Have you seen the billboards around town that read “Battle:LA 03.11.11”?
They are there to promote an upcoming science fiction action film called Battle: Los Angeles, which stars Aaron Eckhart as a Marine battling to save us from them, with “us” being the Earth, and “them,” a bunch of invading aliens from outer space.
What most people don’t realize, there actually was a Battle of Los Angeles during the early days of World War II.
While it turned out to be a “bogus battle,” officially attributed to a bad case of war nerves, it brought about the twin tragedies of civilian deaths and the internment of Japanese-Americans on the West Coast.
The “battle” actually began the night before on the evening of February 23, 1942, when a Japanese submarine shelled an oil producing plant twelve miles north of Santa Barbara.
The particulars of the attack sound like the start of a bad WWII-era joke: Did you hear the one about the Japanese submarine commander who sat on a cactus and started the Battle of Los Angeles?
Let me explain.
Before the war a Japanese tanker commander stopped to fill up his ship at the Ellwood Oil Field near Goleta, California. While he was ashore he tripped and fell on a cactus which resulted in the painful extraction of quills from his rump, accompanied by a chorus of ribald laughter from the oil workers.
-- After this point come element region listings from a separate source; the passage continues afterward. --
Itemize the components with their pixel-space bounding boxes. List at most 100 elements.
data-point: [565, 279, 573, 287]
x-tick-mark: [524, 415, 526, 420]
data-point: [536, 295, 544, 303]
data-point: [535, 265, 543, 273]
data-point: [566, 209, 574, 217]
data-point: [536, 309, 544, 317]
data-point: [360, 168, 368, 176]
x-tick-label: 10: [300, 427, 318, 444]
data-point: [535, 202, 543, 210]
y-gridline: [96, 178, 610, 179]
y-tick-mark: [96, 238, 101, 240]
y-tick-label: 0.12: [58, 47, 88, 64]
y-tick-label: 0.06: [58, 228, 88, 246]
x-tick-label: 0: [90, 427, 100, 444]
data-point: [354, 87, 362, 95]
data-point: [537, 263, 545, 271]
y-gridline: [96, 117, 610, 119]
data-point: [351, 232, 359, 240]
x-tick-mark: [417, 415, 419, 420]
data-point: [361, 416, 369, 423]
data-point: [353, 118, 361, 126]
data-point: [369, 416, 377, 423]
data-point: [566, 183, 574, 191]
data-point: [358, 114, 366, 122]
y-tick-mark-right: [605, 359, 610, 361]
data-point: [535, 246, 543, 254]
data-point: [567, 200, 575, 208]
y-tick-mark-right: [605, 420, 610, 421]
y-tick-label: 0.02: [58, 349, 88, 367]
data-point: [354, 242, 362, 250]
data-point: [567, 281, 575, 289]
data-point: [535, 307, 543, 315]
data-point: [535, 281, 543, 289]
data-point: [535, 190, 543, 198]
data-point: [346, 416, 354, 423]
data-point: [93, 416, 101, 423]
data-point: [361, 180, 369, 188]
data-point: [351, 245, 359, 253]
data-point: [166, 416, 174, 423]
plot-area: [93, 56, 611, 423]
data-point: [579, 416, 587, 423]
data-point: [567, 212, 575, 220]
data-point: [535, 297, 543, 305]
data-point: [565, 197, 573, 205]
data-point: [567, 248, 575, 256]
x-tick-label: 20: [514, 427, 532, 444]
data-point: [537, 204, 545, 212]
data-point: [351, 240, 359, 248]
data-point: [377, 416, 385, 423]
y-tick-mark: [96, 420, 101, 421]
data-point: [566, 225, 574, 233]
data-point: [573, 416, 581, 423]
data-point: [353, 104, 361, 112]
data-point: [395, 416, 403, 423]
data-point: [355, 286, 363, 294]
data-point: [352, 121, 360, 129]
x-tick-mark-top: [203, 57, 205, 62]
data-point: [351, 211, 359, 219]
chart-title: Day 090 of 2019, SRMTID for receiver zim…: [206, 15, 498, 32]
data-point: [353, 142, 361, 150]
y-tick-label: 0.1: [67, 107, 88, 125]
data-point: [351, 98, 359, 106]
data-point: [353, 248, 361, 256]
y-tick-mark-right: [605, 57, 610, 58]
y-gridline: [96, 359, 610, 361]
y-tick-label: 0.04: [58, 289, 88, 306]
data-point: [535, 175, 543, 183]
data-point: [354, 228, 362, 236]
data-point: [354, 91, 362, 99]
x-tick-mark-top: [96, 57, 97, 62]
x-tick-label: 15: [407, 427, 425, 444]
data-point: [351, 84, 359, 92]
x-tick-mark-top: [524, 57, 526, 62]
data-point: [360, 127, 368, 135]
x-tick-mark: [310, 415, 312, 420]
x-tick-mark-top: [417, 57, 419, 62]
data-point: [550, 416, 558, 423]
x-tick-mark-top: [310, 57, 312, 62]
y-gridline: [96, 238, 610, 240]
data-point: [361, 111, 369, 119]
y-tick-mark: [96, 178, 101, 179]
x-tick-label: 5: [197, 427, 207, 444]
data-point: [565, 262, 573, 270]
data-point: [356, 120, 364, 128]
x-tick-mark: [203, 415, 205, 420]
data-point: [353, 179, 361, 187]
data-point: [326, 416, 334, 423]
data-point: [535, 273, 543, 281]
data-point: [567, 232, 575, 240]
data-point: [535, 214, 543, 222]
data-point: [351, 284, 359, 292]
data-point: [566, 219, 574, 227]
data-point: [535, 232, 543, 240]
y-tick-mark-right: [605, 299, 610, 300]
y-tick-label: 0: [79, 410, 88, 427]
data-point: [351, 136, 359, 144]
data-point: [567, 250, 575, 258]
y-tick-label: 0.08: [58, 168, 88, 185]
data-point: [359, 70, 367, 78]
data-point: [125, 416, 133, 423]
A short time later, the same man found himself in command of a Japanese submarine that was patrolling the waters off California after the surprise attack on Pearl Harbor. On the night of February 23, the submarine surfaced near the oil field and the commander, in an obvious act of revenge over his previous harsh treatment, ordered his gunners to fire.
The attack was the first direct assault by a foreign enemy on the American mainland since the War of 1812. It caused minimal damage, but frazzled nerves up and down the coast.
The following night, air raid sirens sounded all around Los Angeles, and the skies over the city were lit up by anti-aircraft fire. The targets were thought to be enemy aircraft, but officially the government said the belligerents were stray weather balloons. (Isn’t that what they always say?)
The bogus battle claimed six civilian lives – three from friendly fire, and another three from heart attacks. It also helped bring about the governmental policy of placing Japanese-Americans into internment camps, which began just days later.
Some feel there was a third great tragedy of the battle – that unfortunate Steven Spielberg film 1941, which was based on the story.